Oleh Akhmad Bumi
Ya kasus yang menimpa sejumlah elit Partai Golkar belakang ini cukup menarik. Menarik karena indikasi adanya tindak pidana korupsi korporasi yang ditujukan pada partai Golkar.
KPK telah menetapkan tiga tersangka yakni Ketua Komisi VII DPR Eni Maulani Saragih, pemilik saham Blackgold Natural Resources, Johannes B Kotjo, dan mantan Menteri Sosial Idrus Marham dalam kasus PLTU Riau-1.
Eni diduga menerima uang Rp 6,25 miliar dari Kotjo secara bertahap dengan rincian Rp 4 miliar sekitar November-Desember 2017 dan Rp 2,25 miliar pada Maret-Juni 2018. Pemberian uang terkait proyek PLTU Riau-1.
Menurut pengakuan Eni seperti yang dikutip banyak media, sebagian dari uang yang diterimanya tersebut, ia berikan untuk keperluan pelaksanaan Munaslub Golkar.
Saat itu, Eni adalah bendahara panitia Munaslub Partai Golkar. Sedangkan yang menjadi Ketua Panitia adalah Agus Gumiwang, politisi Golkar yang kini menjabat Menteri Sosial.
Benarkah dengan pengakuan Eni dengan serta merta Golkar dituduh melakukan tindak pidana korupsi?

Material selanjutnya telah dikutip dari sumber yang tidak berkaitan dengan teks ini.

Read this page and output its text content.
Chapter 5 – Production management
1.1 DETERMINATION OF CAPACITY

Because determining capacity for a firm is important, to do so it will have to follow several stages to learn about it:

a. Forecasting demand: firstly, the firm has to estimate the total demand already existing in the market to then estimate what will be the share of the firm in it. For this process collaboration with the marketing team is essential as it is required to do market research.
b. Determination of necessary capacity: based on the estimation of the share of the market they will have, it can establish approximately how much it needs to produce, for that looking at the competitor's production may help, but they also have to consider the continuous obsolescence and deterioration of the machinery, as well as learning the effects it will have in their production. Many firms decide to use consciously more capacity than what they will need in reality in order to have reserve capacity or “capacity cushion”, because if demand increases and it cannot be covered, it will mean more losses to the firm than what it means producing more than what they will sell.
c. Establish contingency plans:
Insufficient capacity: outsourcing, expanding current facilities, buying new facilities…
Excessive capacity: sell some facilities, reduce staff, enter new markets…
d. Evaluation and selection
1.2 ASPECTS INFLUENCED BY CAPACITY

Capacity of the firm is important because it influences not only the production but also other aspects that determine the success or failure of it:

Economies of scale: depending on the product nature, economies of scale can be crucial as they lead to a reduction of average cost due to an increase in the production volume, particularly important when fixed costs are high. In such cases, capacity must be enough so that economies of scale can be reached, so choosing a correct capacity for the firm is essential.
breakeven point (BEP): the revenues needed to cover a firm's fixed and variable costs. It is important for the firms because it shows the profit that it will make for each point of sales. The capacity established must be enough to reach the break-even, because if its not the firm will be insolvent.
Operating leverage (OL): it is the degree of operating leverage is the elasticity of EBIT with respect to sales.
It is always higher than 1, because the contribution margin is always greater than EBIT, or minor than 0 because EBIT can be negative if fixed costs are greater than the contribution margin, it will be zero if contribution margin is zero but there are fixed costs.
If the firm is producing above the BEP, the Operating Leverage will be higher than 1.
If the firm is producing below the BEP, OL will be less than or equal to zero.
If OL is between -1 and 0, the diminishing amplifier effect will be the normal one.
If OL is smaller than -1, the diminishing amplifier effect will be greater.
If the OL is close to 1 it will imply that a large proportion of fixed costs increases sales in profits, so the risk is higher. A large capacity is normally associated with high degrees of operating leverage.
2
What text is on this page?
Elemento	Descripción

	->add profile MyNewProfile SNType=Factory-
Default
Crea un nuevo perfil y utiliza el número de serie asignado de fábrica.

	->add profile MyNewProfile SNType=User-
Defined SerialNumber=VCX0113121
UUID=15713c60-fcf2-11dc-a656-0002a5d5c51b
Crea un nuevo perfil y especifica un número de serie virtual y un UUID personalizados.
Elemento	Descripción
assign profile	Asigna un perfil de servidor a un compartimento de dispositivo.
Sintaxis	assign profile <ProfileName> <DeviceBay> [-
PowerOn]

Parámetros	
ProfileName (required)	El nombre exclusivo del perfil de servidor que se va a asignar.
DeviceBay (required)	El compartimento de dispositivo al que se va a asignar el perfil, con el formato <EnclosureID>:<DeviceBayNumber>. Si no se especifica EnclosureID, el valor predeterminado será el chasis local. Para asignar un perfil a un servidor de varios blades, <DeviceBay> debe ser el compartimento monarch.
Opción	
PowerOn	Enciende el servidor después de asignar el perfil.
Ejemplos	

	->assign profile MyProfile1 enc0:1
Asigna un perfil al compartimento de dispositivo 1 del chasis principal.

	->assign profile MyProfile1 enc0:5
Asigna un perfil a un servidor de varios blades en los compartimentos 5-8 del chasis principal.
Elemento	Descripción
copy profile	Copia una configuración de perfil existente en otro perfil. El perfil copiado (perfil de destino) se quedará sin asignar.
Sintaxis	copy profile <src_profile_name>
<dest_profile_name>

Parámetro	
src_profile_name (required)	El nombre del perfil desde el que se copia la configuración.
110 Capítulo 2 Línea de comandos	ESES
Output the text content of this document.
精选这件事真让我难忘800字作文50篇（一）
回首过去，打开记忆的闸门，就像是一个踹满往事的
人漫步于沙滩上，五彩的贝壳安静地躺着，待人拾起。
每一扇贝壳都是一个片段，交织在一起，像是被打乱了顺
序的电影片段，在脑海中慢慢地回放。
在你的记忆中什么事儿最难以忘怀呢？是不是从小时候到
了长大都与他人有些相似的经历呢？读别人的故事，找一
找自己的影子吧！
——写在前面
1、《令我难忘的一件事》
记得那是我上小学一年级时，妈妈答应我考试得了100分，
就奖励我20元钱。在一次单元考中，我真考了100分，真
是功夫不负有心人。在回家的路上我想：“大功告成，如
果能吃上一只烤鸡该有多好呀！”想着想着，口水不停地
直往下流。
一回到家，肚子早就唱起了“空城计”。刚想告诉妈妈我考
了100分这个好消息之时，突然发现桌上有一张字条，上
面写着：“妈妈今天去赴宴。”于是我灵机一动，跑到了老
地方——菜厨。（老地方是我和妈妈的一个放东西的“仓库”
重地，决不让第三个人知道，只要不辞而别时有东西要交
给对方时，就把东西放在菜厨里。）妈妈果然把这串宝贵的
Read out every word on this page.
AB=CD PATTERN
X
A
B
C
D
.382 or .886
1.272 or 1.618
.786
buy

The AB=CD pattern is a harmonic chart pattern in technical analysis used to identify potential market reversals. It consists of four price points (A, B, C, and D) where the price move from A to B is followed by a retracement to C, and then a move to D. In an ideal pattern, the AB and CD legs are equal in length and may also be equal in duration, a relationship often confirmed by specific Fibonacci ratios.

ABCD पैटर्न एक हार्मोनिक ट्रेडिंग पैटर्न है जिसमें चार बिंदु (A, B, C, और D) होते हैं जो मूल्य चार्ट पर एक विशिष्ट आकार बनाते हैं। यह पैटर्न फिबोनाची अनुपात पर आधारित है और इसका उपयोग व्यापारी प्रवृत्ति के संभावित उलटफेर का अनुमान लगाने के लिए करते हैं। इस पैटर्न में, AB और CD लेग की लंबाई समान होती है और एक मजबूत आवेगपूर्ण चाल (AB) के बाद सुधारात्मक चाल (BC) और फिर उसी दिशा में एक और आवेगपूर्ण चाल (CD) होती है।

Tentu tidak semudah itu. Karena partai politik akan menarik garis antara tindakan pengurus partai yang mewakili dirinya sendiri (individu) disatu sisi dengan kehendak partai dengan merujuk pada AD/ART dan mekanisme partai dalam mengambil keputusan pada sisi lain. Jika tidak pernah diambil keputusan dalam partai sesuai AD/ART, sepanjang itu juga tindakan tsb menjadi perbuatan pribadi. Karena tidak pernah diputuskan oleh partai dalam rapat sebagai forum pengambil keputusan partai.
Sanksi Pidana Korporasi
Dalam Undang-undang Nomor 31 Tahun 1999 sebagaimana telah diubah dengan Undang-undang Nomor 20 Tahun 2001 tentang Pemberantasan Tindak Pidana Korupsi (UU Tipikor) disebutkan bahwa subyek hukum pelaku korupsi tidak saja orang, tetapi juga badan hukum atau korporasi.
UU Tipikor menyebutkan korporasi adalah "kumpulan orang dan atau kekayaan yang terorganisasi, baik itu merupakan badan hukum maupun bukan badan hukum".